Friday, January 4, 2019: 2:10 PM
Salon 12 (Palmer House Hilton)
As the politics and science surrounding the pollution and ecological instability of the Chesapeake Bay has developed since midcentury, Virginia’s aging watermen—those who crab, fish, and oyster for a living—are forced to change as well. Aware that young watermen face a difficult future, older interviewees describe their resentment towards outsiders they term “come-heres,” who celebrate rural eastern Virginia’s beauty and authenticity but from an outsider perspective. Watermen attribute political power to come-heres and the legislators who they see as pursuing interests counter to their own: tourism, suburban development, and pleasure fishing. From the outsider perspective of a “come-here,” this presentation discusses the complicated relationship between older rural people and the researcher as a “come-here” with privilege and power.
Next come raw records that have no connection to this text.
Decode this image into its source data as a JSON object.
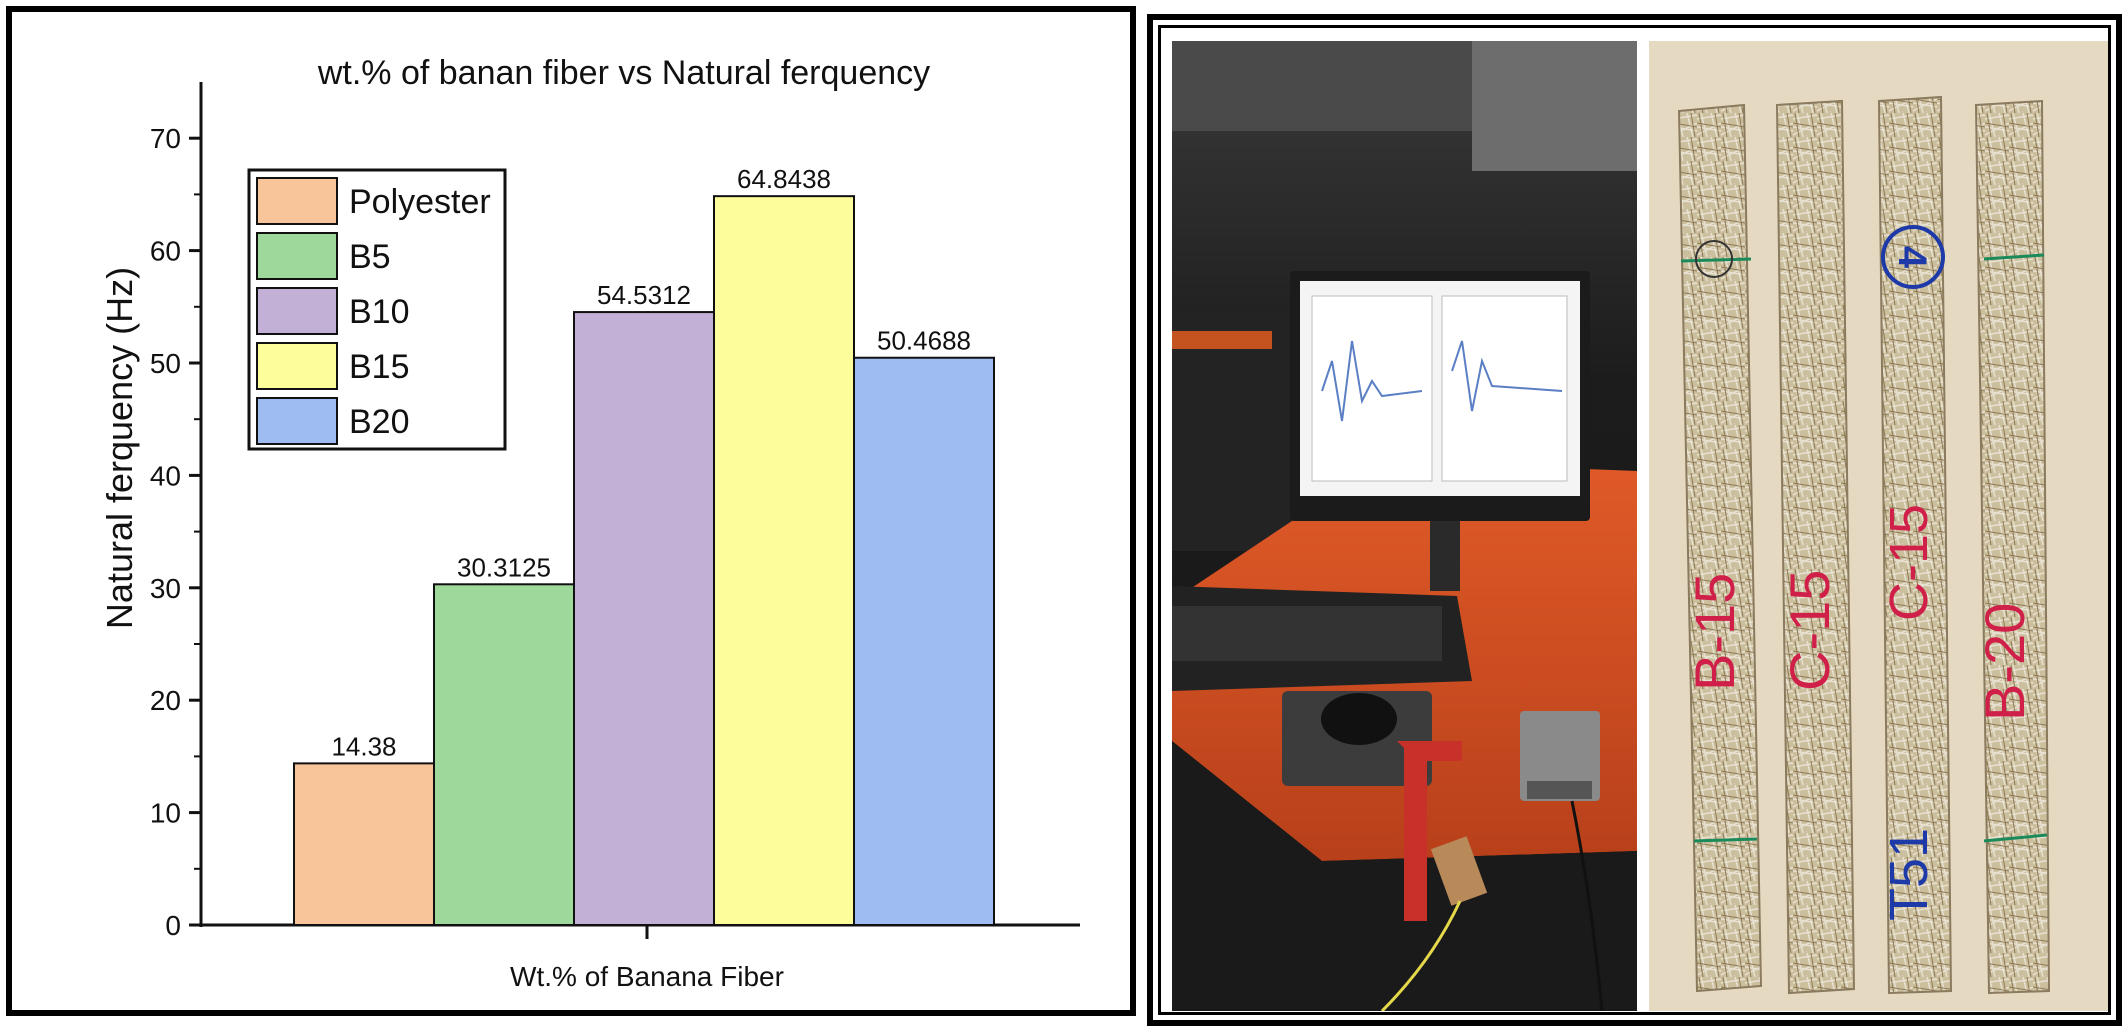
{
  "chart_data": {
    "type": "bar",
    "title": "wt.% of banan fiber vs Natural ferquency",
    "xlabel": "Wt.% of Banana Fiber",
    "ylabel": "Natural ferquency (Hz)",
    "ylim": [
      0,
      75
    ],
    "yticks": [
      0,
      10,
      20,
      30,
      40,
      50,
      60,
      70
    ],
    "grid": false,
    "legend_position": "top-left",
    "series": [
      {
        "name": "Polyester",
        "value": 14.38,
        "label": "14.38",
        "color": "#f8c59a"
      },
      {
        "name": "B5",
        "value": 30.3125,
        "label": "30.3125",
        "color": "#9ed89a"
      },
      {
        "name": "B10",
        "value": 54.5312,
        "label": "54.5312",
        "color": "#c2b0d6"
      },
      {
        "name": "B15",
        "value": 64.8438,
        "label": "64.8438",
        "color": "#fdfd9c"
      },
      {
        "name": "B20",
        "value": 50.4688,
        "label": "50.4688",
        "color": "#9fbcf2"
      }
    ]
  },
  "photos": {
    "strip_marks": [
      "B-15",
      "C-15",
      "C-15",
      "B-20"
    ],
    "circled_number": "4",
    "blue_text": "T51"
  }
}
Surmounting this gap requires acknowledging that interviewees, in this case primarily watermen, and their interviewers often disagree about the causes of environmental degradation, but both want to save the bay. Loyalty, for this researcher, means commitment to present and highlight the knowledge and opinions of people with which we profoundly disagree. In Liz Stanley and Sue Wise’s words, we should abandon the hope that researchers “can become experts in other peoples’ lives.” Instead, through its tie to research institutions and academics, oral history amplifies the voices of these less privileged stakeholders, and creates a new role for watermen as experts, the arbiters of what is and is not authentic to their communities.